While the videos do catch the viewer’s attention first, they do not overshadow the prints. The printed works by a handful of artists, faculty and students at the Academy in Beijing incorporate elements of woodcut, silkscreen and collage, and range in size from two feet wide to the length of an entire wall (the wall-length print, a tiled woodblock print by Cao Pailun called “A Fly Without Head” that took six months to hand-cut, is paradoxically both pixilated and ethereal). They are, like the videos, intimate and atmospheric, effectively describing a cohesive place although they cover different genres and were made by artists with quite diverse styles.
Interestingly, every piece in the show is figurative. Even the most abstracted work, “Light #2” by Xiao Nan, is anchored in representation by its title and its place in a series of other (more instantly recognizable) figurative images. Nan’s work is two-dimensional but has a sculptural sensibility and seems to be continuously moving on the page, as if it hasn’t set yet. It is the most uncanny image in the show.

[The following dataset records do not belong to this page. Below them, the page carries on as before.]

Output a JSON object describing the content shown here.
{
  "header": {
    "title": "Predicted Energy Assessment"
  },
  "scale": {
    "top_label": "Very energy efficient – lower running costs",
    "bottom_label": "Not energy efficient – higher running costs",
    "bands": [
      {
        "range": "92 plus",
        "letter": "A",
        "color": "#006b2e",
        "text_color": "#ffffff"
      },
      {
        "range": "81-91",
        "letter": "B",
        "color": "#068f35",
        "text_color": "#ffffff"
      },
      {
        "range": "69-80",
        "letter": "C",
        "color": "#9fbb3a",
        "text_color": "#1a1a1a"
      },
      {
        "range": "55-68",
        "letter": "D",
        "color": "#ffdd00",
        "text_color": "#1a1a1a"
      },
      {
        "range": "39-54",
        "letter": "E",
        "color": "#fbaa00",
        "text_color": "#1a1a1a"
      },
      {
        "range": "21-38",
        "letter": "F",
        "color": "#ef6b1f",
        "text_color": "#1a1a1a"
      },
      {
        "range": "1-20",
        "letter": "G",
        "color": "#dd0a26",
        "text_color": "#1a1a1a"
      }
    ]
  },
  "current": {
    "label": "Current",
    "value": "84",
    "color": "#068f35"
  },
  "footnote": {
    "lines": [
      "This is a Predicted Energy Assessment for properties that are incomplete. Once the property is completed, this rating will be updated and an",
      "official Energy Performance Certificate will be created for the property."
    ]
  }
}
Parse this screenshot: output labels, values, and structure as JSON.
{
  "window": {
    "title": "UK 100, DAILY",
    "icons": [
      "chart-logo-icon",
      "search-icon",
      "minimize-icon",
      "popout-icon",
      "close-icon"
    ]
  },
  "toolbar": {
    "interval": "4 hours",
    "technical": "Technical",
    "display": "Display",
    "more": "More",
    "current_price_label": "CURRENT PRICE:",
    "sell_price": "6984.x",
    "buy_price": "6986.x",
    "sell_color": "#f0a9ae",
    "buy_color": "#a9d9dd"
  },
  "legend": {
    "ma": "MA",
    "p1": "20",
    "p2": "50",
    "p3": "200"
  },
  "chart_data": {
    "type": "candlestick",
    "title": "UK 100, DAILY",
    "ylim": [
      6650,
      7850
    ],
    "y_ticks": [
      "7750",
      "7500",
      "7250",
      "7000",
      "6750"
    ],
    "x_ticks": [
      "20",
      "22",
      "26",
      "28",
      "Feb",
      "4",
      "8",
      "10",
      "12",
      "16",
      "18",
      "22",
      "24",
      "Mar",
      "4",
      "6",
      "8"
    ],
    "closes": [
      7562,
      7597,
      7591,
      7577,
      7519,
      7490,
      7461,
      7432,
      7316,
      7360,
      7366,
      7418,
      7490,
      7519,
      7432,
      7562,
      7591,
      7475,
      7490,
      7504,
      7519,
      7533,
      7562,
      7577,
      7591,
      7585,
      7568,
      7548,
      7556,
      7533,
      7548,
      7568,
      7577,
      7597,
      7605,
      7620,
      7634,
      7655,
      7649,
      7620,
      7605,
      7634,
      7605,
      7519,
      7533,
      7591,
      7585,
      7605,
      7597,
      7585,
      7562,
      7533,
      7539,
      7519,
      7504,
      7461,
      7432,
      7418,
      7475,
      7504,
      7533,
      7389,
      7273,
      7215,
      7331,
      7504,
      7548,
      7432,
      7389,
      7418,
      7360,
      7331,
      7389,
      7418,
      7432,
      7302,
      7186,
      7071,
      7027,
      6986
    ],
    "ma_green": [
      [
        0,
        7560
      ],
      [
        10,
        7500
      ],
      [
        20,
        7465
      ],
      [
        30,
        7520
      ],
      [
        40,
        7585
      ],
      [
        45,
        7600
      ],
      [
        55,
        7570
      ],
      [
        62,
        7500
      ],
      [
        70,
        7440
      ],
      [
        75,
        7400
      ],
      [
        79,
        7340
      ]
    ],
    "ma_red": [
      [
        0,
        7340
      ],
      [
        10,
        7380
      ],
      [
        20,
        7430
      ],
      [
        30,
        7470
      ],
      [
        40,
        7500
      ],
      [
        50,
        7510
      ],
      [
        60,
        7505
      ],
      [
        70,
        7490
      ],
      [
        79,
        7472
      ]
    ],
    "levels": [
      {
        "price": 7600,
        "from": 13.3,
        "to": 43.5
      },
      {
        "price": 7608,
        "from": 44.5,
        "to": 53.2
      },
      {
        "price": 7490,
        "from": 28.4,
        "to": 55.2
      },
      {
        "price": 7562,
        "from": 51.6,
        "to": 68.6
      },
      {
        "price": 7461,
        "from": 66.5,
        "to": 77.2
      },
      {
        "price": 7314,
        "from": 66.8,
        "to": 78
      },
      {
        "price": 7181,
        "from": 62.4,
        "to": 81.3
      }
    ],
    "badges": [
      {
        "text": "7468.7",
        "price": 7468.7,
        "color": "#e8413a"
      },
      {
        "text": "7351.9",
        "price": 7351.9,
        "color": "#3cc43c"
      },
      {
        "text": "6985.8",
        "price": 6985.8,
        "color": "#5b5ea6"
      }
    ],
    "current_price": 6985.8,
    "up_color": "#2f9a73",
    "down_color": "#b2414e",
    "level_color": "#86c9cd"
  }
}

Others, from the domestic “Red” by Zhao Jingxuo to the Lu Liping’s bucolic “Farm Land,” are opposite in subject matter yet nearly identical in tone to “Light.” I wonder if the collection has such a cumulative and tangible climate principally because it is so foreign, or because I am so foreign to it. While that may be one explanation, the individual works are together undeniably intertwined and symbiotic, like points in a web. To attribute their unified vision to nationality alone is to underestimate them.
The Chinese national identity, however, is always important when it comes to printmaking, as China produced the very first prints in the world. The artists featured in Hartell Gallery, as is typical of many contemporary Chinese printmakers, have plucked elements and techniques from traditional eastern woodcut and western intaglio printing as well as modern commercial printmaking (silkscreen).
Western contributions notwithstanding, the Chinese did it first, and they did it best. For this reason Cornell University has been involved since 2000 in an ongoing project aimed at bringing Chinese artists, printmakers and critics to the Ithaca campus, and this show is one of many iterations — “part of a larger exchange,” said Prof. Elisabeth Meyer art — in the series. It is thanks to the efforts of Prof. Meyer and Prof. Xiaowen Chen of Alfredy University, who has ties with the Beijing Academy of Fine Art, that this show (including the artists, who visited Ithaca and New York City facilities this weekend) is here. And, fortunately for all those who missed it last week, this exhibition — including a gallery talk Wednesday at 8 a.m. by Prof. Chen — marches on for an unprecedented, but well-deserved, second week.
Prints from Central Academy of Fine Art, Beijing will be on display in the John Hartell Gallery in Sibley Dome through Friday, Sep. 25. Admission is free.